TechTalks from event: ACL-IJCNLP 2015

session 3A Language Resources

  • a new corpus and imitation learning framework for context-dependent semantic parsing Authors: Andreas Vlachos and Stephen Clark
    Semantic parsing is the task of translating natural language utterances into a machine-interpretable meaning representation. Most approaches to this task have been evaluated on a small number of existing corpora which assume that all utterances must be interpreted according to a database and typically ignore context. In this paper we present a new, publicly available corpus for context-dependent semantic parsing. The MRL used for the annotation was designed to support a portable, interactive tourist information system. We develop a semantic parser for this corpus by adapting the imitation learning algorithm DAGGER without requiring alignment information during training. DAGGER improves upon independently trained classifiers by 9.0 and 4.8 points in F-score on the development and test sets respectively.
  • it depends dependency parser comparison using a web-based evaluation tool Authors: Jinho D. Choi,
    The last few years have seen a surge in the number of accurate, fast, publicly available dependency parsers. At the same time, the use of dependency parsing in NLP applications has increased. It can be difficult for a non-expert to select a good ``off-the-shelf'' parser. We present a comparative analysis of nine leading statistical dependency parsers on a multi-genre corpus of English. For our analysis, we developed a new web-based tool that gives a convenient way of comparing dependency parser outputs. Our analysis will help practitioners choose a parser to optimize their desired speed/accuracy tradeoff, and our tool will help practitioners examine and compare parser output.

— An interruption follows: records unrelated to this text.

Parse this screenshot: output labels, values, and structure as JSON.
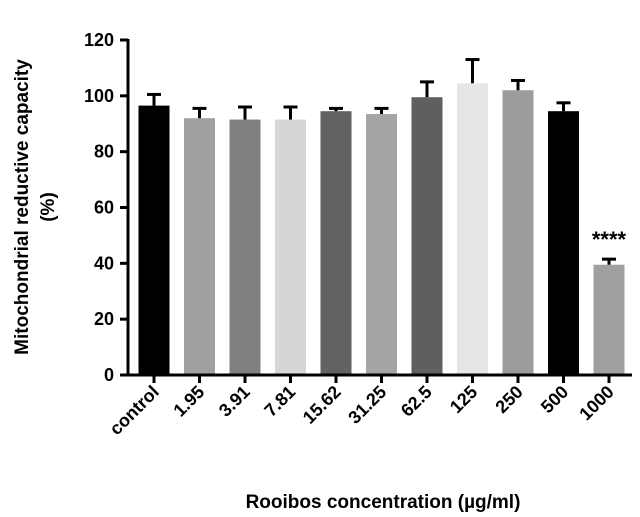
{
  "chart_data": {
    "type": "bar",
    "categories": [
      "control",
      "1.95",
      "3.91",
      "7.81",
      "15.62",
      "31.25",
      "62.5",
      "125",
      "250",
      "500",
      "1000"
    ],
    "values": [
      96.5,
      92,
      91.5,
      91.5,
      94.5,
      93.5,
      99.5,
      104.5,
      102,
      94.5,
      39.5
    ],
    "errors": [
      4,
      3.5,
      4.5,
      4.5,
      1,
      2,
      5.5,
      8.5,
      3.5,
      3,
      2
    ],
    "colors": [
      "#000000",
      "#a0a0a2",
      "#808080",
      "#d6d6d6",
      "#626262",
      "#a5a5a5",
      "#5f5f5f",
      "#e6e6e6",
      "#9c9c9c",
      "#000000",
      "#a0a0a2"
    ],
    "ylabel_line1": "Mitochondrial reductive capacity",
    "ylabel_line2": "(%)",
    "xlabel": "Rooibos concentration (µg/ml)",
    "ylim": [
      0,
      120
    ],
    "yticks": [
      0,
      20,
      40,
      60,
      80,
      100,
      120
    ],
    "grid": false,
    "annotations": [
      {
        "category": "1000",
        "text": "****"
      }
    ]
  }
}
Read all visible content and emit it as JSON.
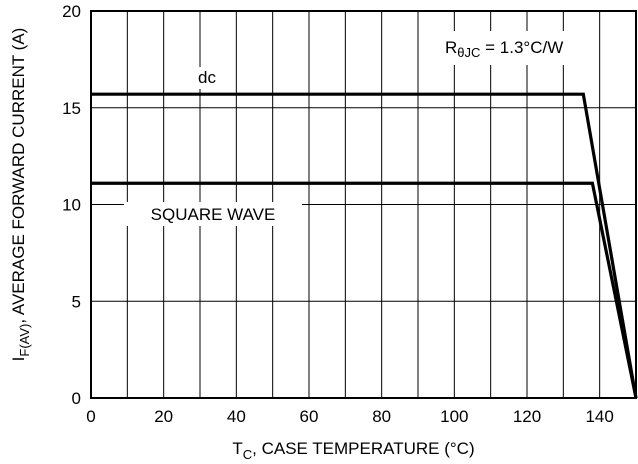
{
  "chart_data": {
    "type": "line",
    "xlabel": "T",
    "xlabel_sub": "C",
    "xlabel_rest": ", CASE TEMPERATURE (°C)",
    "ylabel": "I",
    "ylabel_sub": "F(AV)",
    "ylabel_rest": ", AVERAGE FORWARD CURRENT (A)",
    "xlim": [
      0,
      150
    ],
    "ylim": [
      0,
      20
    ],
    "x_ticks": [
      0,
      20,
      40,
      60,
      80,
      100,
      120,
      140
    ],
    "y_ticks": [
      0,
      5,
      10,
      15,
      20
    ],
    "x_grid_step": 10,
    "y_grid_step": 5,
    "grid": true,
    "series": [
      {
        "name": "dc",
        "x": [
          0,
          135.5,
          150
        ],
        "y": [
          15.7,
          15.7,
          0
        ]
      },
      {
        "name": "SQUARE WAVE",
        "x": [
          0,
          138,
          150
        ],
        "y": [
          11.1,
          11.1,
          0
        ]
      }
    ],
    "annotation": {
      "prefix": "R",
      "sub": "θJC",
      "rest": " = 1.3°C/W"
    }
  }
}
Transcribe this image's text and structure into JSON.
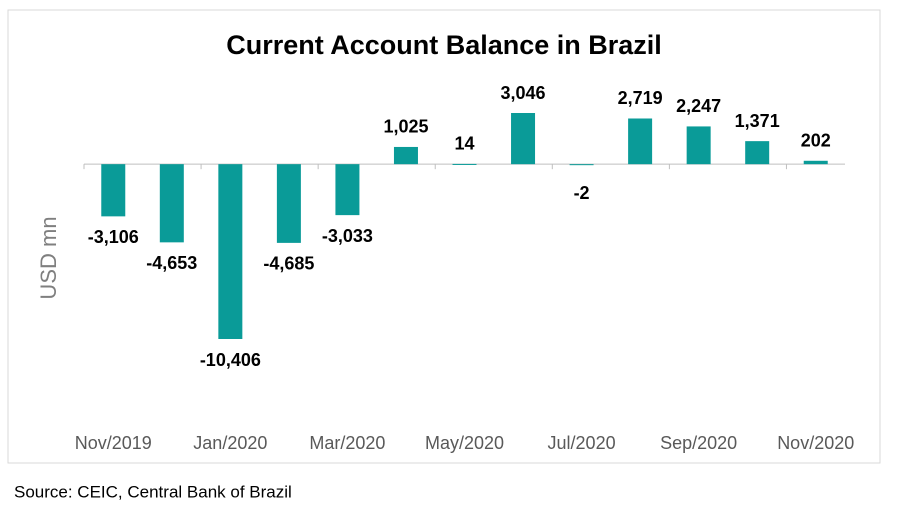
{
  "chart_data": {
    "type": "bar",
    "title": "Current Account Balance in Brazil",
    "y_label": "USD mn",
    "categories": [
      "Nov/2019",
      null,
      "Jan/2020",
      null,
      "Mar/2020",
      null,
      "May/2020",
      null,
      "Jul/2020",
      null,
      "Sep/2020",
      null,
      "Nov/2020"
    ],
    "values": [
      -3106,
      -4653,
      -10406,
      -4685,
      -3033,
      1025,
      14,
      3046,
      -2,
      2719,
      2247,
      1371,
      202
    ],
    "value_labels": [
      "-3,106",
      "-4,653",
      "-10,406",
      "-4,685",
      "-3,033",
      "1,025",
      "14",
      "3,046",
      "-2",
      "2,719",
      "2,247",
      "1,371",
      "202"
    ],
    "color": "#0a9b98",
    "source": "Source: CEIC, Central Bank of Brazil"
  }
}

  • generating high quality proposition banks for multilingual semantic role labeling Authors: Alan Akbik,
    Semantic role labeling (SRL) is crucial to natural language understanding as it identifies the predicate-argument structure in text with semantic labels. Unfortunately, resources required to construct SRL models are expensive to obtain and simply do not exist for most languages. In this paper, we present a two-stage method to enable the construction of SRL models for resource-poor languages by exploiting monolingual SRL and multilingual parallel data. Experimental results show that our method outperforms existing methods. We use our method to generate Proposition Banks with high to reasonable quality for 7 languages in three language families and release these resources to the research community.